CuCO3 + O2 -> CuO + CO2
hydrogen peroxide + manganese dioxide -> hydrogen + oxygen
copper (II) sulfate pentahydrate + oxygen -> copper oxide + sulfur trioxide + dihydrogen monoxide
What are the balanced queations for these?
drwls is correct about the first equation
CuCO3 -> CuO + CO2
In the second equation the manganese dioxide is a catalyst and so does not appear on either side. The products of the reaction are H2O (water but also known as dihydrogen monoxide) and oxygen
You would need to roast the copper sulfate for the third reaction but I don't think you need extra oxygen.
copper (II) sulfate pentahydrate + oxygen -> copper oxide + sulfur trioxide + dihydrogen monoxide (=water)
so you need to balance
CuSO4.5H2O -> CuO + SO3 + H2O
Balanced equations for the given reactions are as follows:
1) CuCO3 + O2 -> CuO + CO2
Balanced equation: 2CuCO3 + O2 -> 2CuO + 2CO2
2) Hydrogen peroxide + manganese dioxide -> Hydrogen + Oxygen
Balanced equation: 2H2O2 + MnO2 -> 2H2O + O2
3) Copper (II) sulfate pentahydrate + Oxygen -> Copper oxide + Sulfur trioxide + Dihydrogen monoxide
Balanced equation: 2CuSO4 * 5H2O + O2 -> 2CuO + 2SO3 + 9H2O
To balance chemical equations, we need to ensure that the number of atoms on both sides of the equation is equal. Let's balance each of the given equations step by step:
1. CuCO3 + O2 -> CuO + CO2
To balance the equation, we need an equal number of C, O, and Cu atoms on both sides. Let's start with the carbon (C) atoms:
There is one C atom on the left side and one on the right side. So, the C is already balanced.
Now let's balance the oxygen (O) atoms:
There are three oxygen atoms on the right side (1 in CuO and 2 in CO2), whereas there is only one on the left side. We can add another O2 molecule on the left side to obtain three oxygen atoms:
CuCO3 + O2 -> CuO + CO2(2 O2)
Now let's balance the copper (Cu) atoms:
There is one Cu atom on the left side and one on the right side. So, the Cu is already balanced.
The final balanced equation is:
2CuCO3 + O2 -> 2CuO + 2CO2
2. Hydrogen peroxide + manganese dioxide -> hydrogen + oxygen
To balance this equation, we need to equalize the number of H and O atoms on both sides. Let's start with the hydrogen (H) atoms:
There are two H atoms on the left side (in hydrogen peroxide), and two on the right side (in hydrogen gas). So, H is already balanced.

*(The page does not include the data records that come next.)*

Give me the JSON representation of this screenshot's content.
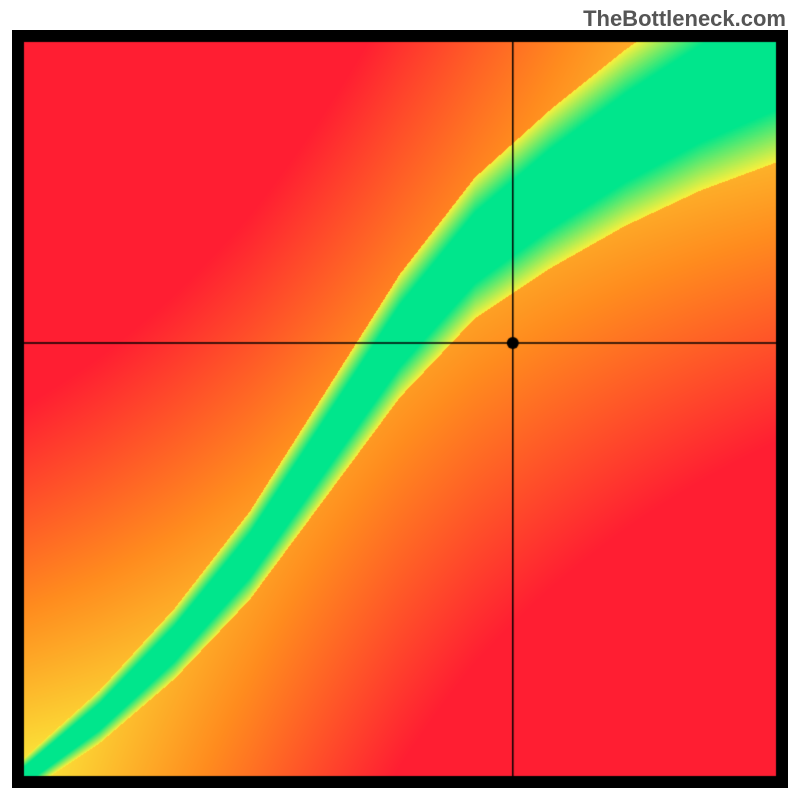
{
  "watermark": "TheBottleneck.com",
  "chart_data": {
    "type": "heatmap",
    "title": "",
    "xlabel": "",
    "ylabel": "",
    "xlim": [
      0,
      100
    ],
    "ylim": [
      0,
      100
    ],
    "crosshair": {
      "x": 65,
      "y": 59
    },
    "optimal_curve": [
      {
        "x": 0,
        "y": 0
      },
      {
        "x": 10,
        "y": 8
      },
      {
        "x": 20,
        "y": 18
      },
      {
        "x": 30,
        "y": 30
      },
      {
        "x": 40,
        "y": 45
      },
      {
        "x": 50,
        "y": 60
      },
      {
        "x": 60,
        "y": 72
      },
      {
        "x": 70,
        "y": 80
      },
      {
        "x": 80,
        "y": 87
      },
      {
        "x": 90,
        "y": 93
      },
      {
        "x": 100,
        "y": 98
      }
    ],
    "colorscale_description": "green along optimal curve, yellow near it, gradient to red in top-left and bottom-right corners, yellow in top-right and near bottom-left",
    "marker": {
      "x": 65,
      "y": 59,
      "color": "#000000"
    }
  }
}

Now let's balance the oxygen (O) atoms:
There are two O atoms on the left side (in hydrogen peroxide) and only one on the right side (in oxygen gas). We can add another oxygen molecule on the right side to obtain two O atoms:
Hydrogen peroxide + manganese dioxide -> hydrogen + O2
The final balanced equation is:
2H2O2 + MnO2 -> 2H2O + O2
3. Copper (II) sulfate pentahydrate + oxygen -> copper oxide + sulfur trioxide + dihydrogen monoxide
Let's balance this equation by considering each element separately. Start with copper (Cu):
There is one Cu atom on the left side and one on the right side. So, Cu is already balanced.
Then let's move to sulfur (S):
There is one S atom on the left side (in copper sulfate pentahydrate) and one on the right side (in sulfur trioxide). So, S is already balanced.
Now let's balance the oxygen (O) atoms:
There are 15 O atoms on the left side (five in copper sulfate pentahydrate and 10 in dihydrogen monoxide), and only four on the right side (two in copper oxide and two in sulfur trioxide). We can add 11 more O2 molecules on the right side to obtain 15 O atoms:
Copper (II) sulfate pentahydrate + oxygen -> copper oxide + sulfur trioxide + 11O2
The final balanced equation is:
CuSO4∙5H2O + 11O2 -> CuO + SO3 + 10H2O
The first reaction is already balanced, if you eliminate the O2 on the left side.
Your second reaction does not have Mn on both sides, and cannot be balanced.
In your third reacation, I never heard of dihydrogen monoxide. There is an unstable free radical C2O, but that cannot be what you mean. It occurs in the reaction zone of hydrocarbon flames, and C3O2 oxidation, reacting quickly with O to form extremely energetic CO*.